Sorry for calling aluminum foil, tin foil. That’s just I’ve always called it.

Eggs are 68 cents at Aldi, as mentioned above. Walmart also had them for 68 cents for a long time. They’re up to $1.18 now. I’m in Minnesota.

9.99? How big of a roll are you buying?

I had an uncle that worked for ALCOA and the one thing every family member had was like a 500’ roll of foil in an industrial size box with a cutter on it. It wasn’t until I was on my own that I discovered, you have to buy your own foil.

!!! I just spent over $900 for rubber and metal braiding shot into a mold.

Yeah, and considering the externalities, maybe that is still too little. And there are cheaper alternatives, I guess. How did they convince you to part with that much? Is your car special, or does it look special now?

I know a Croatian immigrant that returns home every summer. He packs as much aluminum foil into his bags as he can to give as gifts to friends and relatives. The way he tells it, it’s really expensive in that part of Europe and not as good.

Ninety-nine percent of exported bananas are a variety called the Cavendish—the attractive, golden-yellow fruit seen in the supermarket today.

I submit the humble potato. Ten pounds for a buck and a half. Goddamn, how does anybody in this supply chain make a cent???

So?
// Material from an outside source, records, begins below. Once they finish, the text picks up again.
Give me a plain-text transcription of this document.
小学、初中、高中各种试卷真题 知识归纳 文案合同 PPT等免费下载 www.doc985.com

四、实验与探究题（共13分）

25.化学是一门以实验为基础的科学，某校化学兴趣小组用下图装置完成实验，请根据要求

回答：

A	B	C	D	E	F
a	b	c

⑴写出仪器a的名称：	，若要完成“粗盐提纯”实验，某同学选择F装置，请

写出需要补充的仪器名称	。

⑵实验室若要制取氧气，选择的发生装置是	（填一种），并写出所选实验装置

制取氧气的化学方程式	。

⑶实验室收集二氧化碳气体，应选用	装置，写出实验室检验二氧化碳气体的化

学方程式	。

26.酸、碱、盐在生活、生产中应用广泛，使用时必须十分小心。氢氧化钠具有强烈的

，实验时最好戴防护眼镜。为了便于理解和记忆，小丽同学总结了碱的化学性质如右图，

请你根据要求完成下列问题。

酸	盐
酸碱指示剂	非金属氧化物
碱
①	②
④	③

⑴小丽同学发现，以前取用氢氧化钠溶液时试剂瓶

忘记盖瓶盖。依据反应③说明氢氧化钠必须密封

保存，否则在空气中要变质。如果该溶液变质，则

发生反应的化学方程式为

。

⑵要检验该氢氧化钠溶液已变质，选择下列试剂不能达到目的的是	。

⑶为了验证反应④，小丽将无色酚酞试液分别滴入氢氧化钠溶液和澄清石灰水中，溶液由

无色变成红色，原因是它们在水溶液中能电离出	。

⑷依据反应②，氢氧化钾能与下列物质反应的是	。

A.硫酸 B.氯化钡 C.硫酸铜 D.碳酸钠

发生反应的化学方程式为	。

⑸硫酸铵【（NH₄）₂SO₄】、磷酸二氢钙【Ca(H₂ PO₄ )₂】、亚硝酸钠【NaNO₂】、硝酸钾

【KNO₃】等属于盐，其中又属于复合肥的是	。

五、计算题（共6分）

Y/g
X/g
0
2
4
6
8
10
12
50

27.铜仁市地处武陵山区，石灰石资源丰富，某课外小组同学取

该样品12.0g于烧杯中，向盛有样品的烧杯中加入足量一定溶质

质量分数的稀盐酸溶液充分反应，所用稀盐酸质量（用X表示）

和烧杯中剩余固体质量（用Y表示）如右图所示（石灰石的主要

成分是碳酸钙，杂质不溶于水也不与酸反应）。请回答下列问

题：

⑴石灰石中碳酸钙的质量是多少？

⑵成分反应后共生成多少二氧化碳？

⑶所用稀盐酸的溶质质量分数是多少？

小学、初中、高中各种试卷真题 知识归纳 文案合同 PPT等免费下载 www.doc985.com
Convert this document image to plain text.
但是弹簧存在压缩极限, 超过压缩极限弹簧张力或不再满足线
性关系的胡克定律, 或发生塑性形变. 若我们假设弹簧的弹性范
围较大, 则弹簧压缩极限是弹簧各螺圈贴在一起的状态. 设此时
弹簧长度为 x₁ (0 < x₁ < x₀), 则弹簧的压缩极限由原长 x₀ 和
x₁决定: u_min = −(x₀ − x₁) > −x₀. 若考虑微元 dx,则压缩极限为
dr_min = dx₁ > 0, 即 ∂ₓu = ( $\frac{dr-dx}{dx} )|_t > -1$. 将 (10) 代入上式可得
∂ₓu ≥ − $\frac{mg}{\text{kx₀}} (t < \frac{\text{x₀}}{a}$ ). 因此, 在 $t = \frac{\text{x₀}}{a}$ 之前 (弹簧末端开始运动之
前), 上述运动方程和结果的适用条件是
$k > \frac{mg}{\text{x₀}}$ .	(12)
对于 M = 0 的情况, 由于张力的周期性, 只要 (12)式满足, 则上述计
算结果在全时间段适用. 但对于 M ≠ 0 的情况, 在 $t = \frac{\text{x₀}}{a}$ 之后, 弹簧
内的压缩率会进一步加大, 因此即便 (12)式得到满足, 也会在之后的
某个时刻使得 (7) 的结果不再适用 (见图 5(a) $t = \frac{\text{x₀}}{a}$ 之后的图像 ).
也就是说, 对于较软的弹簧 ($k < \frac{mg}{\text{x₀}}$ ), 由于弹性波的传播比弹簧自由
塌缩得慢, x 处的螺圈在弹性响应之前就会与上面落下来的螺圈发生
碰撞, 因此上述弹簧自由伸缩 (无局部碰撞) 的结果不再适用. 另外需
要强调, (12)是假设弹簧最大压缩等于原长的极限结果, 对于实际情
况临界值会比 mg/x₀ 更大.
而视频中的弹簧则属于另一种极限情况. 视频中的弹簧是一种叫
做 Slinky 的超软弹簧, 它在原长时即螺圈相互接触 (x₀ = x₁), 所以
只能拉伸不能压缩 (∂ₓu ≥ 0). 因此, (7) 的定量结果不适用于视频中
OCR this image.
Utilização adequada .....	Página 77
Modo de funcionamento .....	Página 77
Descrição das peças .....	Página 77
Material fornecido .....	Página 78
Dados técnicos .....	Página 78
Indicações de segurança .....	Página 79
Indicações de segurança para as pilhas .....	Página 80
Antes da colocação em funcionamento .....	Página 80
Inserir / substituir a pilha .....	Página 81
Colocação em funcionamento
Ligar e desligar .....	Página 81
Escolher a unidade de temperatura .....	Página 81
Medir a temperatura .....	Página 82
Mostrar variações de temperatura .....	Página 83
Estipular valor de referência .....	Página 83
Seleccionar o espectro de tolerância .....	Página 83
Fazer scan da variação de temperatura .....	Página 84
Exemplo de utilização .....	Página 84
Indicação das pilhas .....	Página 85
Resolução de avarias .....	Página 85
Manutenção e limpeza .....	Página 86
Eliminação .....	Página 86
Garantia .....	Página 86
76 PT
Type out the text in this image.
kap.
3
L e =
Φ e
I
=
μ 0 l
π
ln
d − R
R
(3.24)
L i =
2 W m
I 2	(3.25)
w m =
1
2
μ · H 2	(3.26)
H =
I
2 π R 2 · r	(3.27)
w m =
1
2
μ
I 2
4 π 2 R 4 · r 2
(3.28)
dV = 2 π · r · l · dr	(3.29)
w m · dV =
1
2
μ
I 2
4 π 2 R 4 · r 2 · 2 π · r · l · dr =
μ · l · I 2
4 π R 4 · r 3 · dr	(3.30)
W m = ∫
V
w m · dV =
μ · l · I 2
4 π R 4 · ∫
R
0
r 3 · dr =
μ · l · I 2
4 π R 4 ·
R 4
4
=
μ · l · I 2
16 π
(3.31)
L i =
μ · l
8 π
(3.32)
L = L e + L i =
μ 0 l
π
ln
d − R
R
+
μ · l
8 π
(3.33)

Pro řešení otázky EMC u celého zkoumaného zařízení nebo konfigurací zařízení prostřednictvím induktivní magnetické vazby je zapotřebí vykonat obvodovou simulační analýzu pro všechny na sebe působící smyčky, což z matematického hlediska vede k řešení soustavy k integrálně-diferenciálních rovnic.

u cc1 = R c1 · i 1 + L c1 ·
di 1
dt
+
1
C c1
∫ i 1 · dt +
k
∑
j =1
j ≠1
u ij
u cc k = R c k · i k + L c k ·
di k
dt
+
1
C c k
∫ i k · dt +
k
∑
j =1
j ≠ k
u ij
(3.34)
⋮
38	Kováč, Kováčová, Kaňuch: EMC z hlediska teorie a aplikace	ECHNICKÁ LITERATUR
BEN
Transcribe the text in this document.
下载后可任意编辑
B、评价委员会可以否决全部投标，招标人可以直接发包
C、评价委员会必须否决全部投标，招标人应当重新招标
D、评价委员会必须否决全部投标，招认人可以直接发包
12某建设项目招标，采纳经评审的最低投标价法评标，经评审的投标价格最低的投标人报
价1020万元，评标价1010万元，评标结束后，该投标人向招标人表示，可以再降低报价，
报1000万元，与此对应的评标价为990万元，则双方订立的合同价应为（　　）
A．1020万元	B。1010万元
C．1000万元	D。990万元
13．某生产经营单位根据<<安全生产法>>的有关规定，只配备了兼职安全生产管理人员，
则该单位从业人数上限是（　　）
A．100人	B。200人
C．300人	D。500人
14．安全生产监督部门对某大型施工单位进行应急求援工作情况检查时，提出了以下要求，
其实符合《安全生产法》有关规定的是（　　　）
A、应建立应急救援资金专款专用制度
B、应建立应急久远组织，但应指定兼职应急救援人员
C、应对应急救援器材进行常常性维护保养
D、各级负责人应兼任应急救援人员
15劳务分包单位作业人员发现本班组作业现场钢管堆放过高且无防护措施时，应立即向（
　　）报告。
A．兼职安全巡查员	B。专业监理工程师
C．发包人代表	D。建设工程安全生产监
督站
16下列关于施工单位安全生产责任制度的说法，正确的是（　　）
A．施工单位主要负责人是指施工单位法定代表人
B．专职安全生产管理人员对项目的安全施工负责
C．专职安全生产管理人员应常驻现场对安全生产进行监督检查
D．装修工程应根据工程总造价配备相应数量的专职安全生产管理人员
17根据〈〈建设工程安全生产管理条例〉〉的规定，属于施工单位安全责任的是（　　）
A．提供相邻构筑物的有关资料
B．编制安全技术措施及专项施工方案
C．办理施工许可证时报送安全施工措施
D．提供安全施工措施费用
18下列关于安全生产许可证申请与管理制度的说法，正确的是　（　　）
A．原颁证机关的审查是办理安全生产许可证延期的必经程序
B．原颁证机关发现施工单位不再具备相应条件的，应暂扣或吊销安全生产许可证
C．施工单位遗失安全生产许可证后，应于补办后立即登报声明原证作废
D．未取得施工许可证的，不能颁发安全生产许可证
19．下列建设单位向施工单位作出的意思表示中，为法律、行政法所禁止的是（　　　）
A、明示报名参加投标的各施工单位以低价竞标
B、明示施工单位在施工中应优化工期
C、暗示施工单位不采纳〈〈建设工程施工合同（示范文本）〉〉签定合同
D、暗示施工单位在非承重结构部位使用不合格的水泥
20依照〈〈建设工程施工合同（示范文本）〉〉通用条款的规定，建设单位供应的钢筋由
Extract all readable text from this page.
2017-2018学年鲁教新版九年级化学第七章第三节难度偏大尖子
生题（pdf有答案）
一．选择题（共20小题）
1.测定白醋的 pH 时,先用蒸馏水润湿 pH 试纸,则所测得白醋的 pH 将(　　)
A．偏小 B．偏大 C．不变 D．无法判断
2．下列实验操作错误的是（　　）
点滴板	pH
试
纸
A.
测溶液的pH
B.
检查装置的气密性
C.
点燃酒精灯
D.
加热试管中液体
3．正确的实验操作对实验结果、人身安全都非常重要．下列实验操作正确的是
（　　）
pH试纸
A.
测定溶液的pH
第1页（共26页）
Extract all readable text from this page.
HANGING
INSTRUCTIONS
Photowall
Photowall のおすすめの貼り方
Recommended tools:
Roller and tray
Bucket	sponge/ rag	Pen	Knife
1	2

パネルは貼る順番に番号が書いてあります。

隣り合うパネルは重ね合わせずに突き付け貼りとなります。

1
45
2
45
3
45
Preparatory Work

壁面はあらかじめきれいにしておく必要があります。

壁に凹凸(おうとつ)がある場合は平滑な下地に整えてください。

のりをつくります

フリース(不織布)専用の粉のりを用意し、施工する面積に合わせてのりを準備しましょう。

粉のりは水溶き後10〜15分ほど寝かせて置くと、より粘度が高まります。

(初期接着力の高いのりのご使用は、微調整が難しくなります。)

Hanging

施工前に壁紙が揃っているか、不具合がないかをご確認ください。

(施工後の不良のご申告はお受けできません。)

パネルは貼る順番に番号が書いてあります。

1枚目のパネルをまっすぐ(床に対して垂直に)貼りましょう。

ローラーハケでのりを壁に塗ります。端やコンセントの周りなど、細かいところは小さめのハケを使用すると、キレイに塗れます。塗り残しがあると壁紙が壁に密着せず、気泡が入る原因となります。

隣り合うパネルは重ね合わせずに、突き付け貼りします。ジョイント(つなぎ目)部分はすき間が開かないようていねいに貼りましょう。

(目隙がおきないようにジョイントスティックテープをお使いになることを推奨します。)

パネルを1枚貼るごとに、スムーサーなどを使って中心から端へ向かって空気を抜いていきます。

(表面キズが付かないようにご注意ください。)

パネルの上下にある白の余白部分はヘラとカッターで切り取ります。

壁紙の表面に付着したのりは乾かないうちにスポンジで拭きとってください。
The loss of one variety does not mean there would be no more bananas, just as it didn’t when the Gros Michel bananas wee almost wiped out…

It used to cost more…

But potatoes are (among) the very easiest crops to grow more than you can use, even by an amateur. I’m not suprised they cost as little as they do.

Or a Martian. I think it was Fast Food Nation that broke down the economics of potatoes and how the farmers’ cut of the end price of french fries is the lowest in the food industry: 2 cents from every $1.50 order of fries.

gas is cheap in the US because we make a lot of it and also get a lot of oil from Canada which is cheap to get via pipelines. Most people don’t know Canada sends more oil to US than any other country. Also gas taxes here are low compared to most places

Canada sends 2/3 of its oil to the US. The pipeline cancelled by Biden won’t increase the numbers - forcing the US to continue to depend on imports, mostly from Saudi Arabia, Venezuela, and Iraq. The US imports about the same amount of oil as it produces domestically. And without a pipeline to the East - it’s cheaper for eastern Canada to import oil from the above-mentioned countries (and the US) than to have it shipped by rail or truck across the country.

Enter Andrew Mellon, who made a huge fortune in aluminum. Some sources regard him (along with Rockefeller and Ford) as one of the first three billionaires the world had ever seen.

Next comes the Pound Shop: (one of my favorite ‘funny bits’…)

Gas, per liter; is cheaper than a Big Slurpee at the gas station soda bar, made as you wait out of water, carbon dioxide, corn syrup and food coloring. Think about where that gas came from and how it got there.

I’ve been wondering the same thing!

See Amazon’s page from Reynold’s store:

The 200SF roll of ordinary foil sells for ~$11. The heavy duty or 18" wide foil is even more expensive.

One of the ways Reynolds and the others have held the line on prices as inflation just keeps slowly ticking away has been to put ever less linear feet of foil into the same size box.

That’s how they still have a product selling for ~$3.50: it’s mostly an empty box.

I probably buy a roll once a year, and likely the biggest size available. $9.99 wasn’t from a real price, but more like an estimate of what I recall paying last time.